Several years before them Berry had done it all, producing a run of writing so extraordinary in its quality and scope, so clever in its dissection of American mores, love, consumerism, sex, aspiration, capitalism and race, that it stands as one of the defining achievements of American cultural life in the 20th century.

Not only are the best songs exciting (they gave me a shiver down the spine on first hearing them 34 years ago) because the playing of the band he used at Chess Records in Chicago is so on it, so tight and so rocking. The effect can be baffling to the unconvinced, however. Quite often the arrangements and licks are identical to other Berry songs, to the extent that the uninitiated will say “but this is the same song.” Sure, but it’s one of the greatest ever songs and what elevates it all is the writing, the subject matter, the wit, the playing and the quality of delivery.

Whether or not Berry knew exactly what he was doing is hardly the point (he talked about it hardly at all so it is difficult to know). Nonetheless, he was in that very special category. Whereas most successful writers have had to work at the formula, much more than they admit, and learn form and structure while studying others, all to make invention and innovation appear spontaneous and magical, Berry was one of the rarities. Out of that imperfect, difficult man somehow flowed perfect metre and rhyme, reams of alliteration, wit and observation, all delivered in the mid to late 1950s with vocal performances of exceptional power and precision.

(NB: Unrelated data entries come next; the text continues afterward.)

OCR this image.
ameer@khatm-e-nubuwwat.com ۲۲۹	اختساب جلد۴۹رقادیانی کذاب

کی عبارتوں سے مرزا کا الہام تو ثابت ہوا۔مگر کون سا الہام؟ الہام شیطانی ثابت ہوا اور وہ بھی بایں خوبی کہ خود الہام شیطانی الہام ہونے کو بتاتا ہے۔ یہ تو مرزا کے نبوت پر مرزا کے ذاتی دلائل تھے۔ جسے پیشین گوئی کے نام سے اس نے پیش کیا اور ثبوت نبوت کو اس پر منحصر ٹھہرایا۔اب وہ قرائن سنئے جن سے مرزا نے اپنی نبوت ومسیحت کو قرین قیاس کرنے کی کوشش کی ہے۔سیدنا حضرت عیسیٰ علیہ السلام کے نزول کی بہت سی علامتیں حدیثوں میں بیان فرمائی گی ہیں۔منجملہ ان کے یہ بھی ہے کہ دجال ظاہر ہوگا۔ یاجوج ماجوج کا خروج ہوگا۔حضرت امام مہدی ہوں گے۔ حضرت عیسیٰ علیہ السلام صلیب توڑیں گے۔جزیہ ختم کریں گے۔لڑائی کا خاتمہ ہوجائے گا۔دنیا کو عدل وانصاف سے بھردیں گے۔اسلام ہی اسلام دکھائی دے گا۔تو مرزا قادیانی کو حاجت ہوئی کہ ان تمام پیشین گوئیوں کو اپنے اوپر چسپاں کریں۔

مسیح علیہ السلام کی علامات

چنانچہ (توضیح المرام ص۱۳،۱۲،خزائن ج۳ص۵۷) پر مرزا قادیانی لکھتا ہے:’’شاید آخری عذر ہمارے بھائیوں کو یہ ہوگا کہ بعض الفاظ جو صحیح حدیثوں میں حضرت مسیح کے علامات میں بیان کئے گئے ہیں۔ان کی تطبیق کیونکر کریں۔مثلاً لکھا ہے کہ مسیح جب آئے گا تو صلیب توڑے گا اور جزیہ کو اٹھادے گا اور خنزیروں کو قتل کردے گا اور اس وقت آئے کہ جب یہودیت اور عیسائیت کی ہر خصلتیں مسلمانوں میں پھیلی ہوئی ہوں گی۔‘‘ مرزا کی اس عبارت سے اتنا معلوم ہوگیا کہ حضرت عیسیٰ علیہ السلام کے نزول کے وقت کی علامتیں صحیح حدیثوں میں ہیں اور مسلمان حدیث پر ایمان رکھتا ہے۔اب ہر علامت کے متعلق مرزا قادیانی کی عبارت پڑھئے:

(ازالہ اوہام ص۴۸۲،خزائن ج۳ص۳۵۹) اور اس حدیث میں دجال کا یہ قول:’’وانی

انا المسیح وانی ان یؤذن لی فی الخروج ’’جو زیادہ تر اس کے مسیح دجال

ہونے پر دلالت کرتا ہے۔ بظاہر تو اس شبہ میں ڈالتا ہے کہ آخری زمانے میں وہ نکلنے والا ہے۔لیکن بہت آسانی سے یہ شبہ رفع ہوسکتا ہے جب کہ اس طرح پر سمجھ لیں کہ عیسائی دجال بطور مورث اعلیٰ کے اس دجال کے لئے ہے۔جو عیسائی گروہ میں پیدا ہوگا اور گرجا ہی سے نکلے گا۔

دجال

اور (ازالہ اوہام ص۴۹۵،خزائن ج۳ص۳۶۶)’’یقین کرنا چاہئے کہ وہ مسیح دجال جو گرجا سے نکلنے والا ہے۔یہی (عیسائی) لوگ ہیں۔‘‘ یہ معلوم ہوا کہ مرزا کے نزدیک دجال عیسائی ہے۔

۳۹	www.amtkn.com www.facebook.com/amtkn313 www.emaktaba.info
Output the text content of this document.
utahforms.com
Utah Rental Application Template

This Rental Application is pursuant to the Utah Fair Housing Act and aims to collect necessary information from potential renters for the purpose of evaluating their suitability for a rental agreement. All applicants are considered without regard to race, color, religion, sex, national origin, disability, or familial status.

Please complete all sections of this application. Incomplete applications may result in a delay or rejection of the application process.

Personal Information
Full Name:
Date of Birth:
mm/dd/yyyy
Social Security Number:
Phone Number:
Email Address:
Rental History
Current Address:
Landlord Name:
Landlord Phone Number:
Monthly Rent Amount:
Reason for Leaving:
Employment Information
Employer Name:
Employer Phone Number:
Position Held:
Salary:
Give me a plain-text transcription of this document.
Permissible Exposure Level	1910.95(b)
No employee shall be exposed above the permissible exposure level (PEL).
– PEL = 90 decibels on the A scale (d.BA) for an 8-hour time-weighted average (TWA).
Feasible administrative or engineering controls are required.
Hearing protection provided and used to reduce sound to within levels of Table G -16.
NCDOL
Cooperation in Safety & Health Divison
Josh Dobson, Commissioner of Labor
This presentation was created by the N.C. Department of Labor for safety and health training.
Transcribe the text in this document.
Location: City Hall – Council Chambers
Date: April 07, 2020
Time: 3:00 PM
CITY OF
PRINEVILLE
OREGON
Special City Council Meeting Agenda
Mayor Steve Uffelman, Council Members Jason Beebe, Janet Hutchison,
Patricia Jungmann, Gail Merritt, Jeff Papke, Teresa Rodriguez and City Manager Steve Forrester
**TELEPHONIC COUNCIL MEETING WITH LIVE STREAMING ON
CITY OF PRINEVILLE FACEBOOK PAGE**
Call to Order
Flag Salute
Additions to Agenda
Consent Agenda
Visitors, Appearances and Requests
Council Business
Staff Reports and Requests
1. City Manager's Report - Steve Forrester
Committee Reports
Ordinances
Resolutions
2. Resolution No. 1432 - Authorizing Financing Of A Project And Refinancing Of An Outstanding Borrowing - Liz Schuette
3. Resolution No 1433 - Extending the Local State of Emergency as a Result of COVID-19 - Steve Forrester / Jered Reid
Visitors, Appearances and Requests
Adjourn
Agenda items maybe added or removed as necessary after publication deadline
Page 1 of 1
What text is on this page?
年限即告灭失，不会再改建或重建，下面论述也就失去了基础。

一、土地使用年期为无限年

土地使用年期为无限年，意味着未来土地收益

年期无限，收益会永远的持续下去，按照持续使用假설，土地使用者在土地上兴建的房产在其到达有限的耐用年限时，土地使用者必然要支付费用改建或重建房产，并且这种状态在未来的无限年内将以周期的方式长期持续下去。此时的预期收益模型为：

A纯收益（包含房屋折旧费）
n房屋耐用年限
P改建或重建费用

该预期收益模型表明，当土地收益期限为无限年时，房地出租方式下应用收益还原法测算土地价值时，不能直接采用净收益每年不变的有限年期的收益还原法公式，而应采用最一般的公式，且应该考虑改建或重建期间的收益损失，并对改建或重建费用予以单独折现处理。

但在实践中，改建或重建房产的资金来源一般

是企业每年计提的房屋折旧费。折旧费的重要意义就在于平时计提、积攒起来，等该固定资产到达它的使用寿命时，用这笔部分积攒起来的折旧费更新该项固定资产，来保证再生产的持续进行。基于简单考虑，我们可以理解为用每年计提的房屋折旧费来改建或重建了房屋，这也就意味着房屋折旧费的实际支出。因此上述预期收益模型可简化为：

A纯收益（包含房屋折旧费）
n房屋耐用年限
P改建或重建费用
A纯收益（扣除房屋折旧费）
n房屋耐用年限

On Too Much Monkey Business, recorded on April 16th 1956, he talks of botheration and taps into the frustration of being young and bossed about, although he was 29 by that point. But the gift for articulating the worldview of newly prosperous young audiences and expressing it in amusing terms meant that he crossed over, appealing to white listeners at a time when pop music was for the most part strictly segregated.

Too much monkey business…

Been to Yokohama been fighting in the war
Army bunk, Army chow, Army clothes, Army car, ahh!

And then…

Working in the filling station, too many tasks
Wipe the windows, check the tyres, check the oil, dollar gas, ahh!

On the same day, in the same session, he recorded Brown Eyed Handsome Man.

Milo Venus was a beautiful lass
She had the world in the palm of her hand
But she lost both her arms in a wrestling match
To meet a brown eyed handsome man
She fought and won herself a brown eyed handsome man.

And then Roll Over Beethoven, with a nod to another composer.

You know, my temperature’s risin’
and the jukebox blows a fuse
My heart’s beatin’ rhythm
and my soul keeps on singin’ the blues
Roll Over Beethoven and tell Tchaikovsky the news.

All in one day…

On Nadine, recorded in 1963, the simple tale of trying to track down a girlfriend, you get this:

I saw her from the corner when she turned and doubled back,
And started walkin’ toward a coffee colored Cadillac,
I was pushin’ through the crowd to get to where she’s at,
And I was campaign shouting like a southern diplomat.

On Promised Land (1964), the story of a journey west from the US east coast, there’s this:

We had motor trouble it turned into a struggle,
Half way ‘cross Alabam,
And that ‘hound broke down and left us all stranded
In downtown Birmingham.

Straight off, I bought me a through train ticket,
Ridin’ cross Mississippi clean
And I was on that midnight flier out of Birmingham
Smoking into New Orleans.

And Tulane in 1970 is the story of getting busted.

Go back by your father’s, get the money for the bail
And bring it down and bail me out this rotten, funky jail
We gotta get a lawyer in the click of politics
Somebody who can win the thing or get the thing fixed.

Win the thing, or get the thing fixed? It was ever thus…

I will not here add any further encomium, other than to say how much pleasure Chuck Berry’s recorded work has given me, and many others, for decades. He was the man. Not a nice man, it seems, but one of the greatest artists of his generation.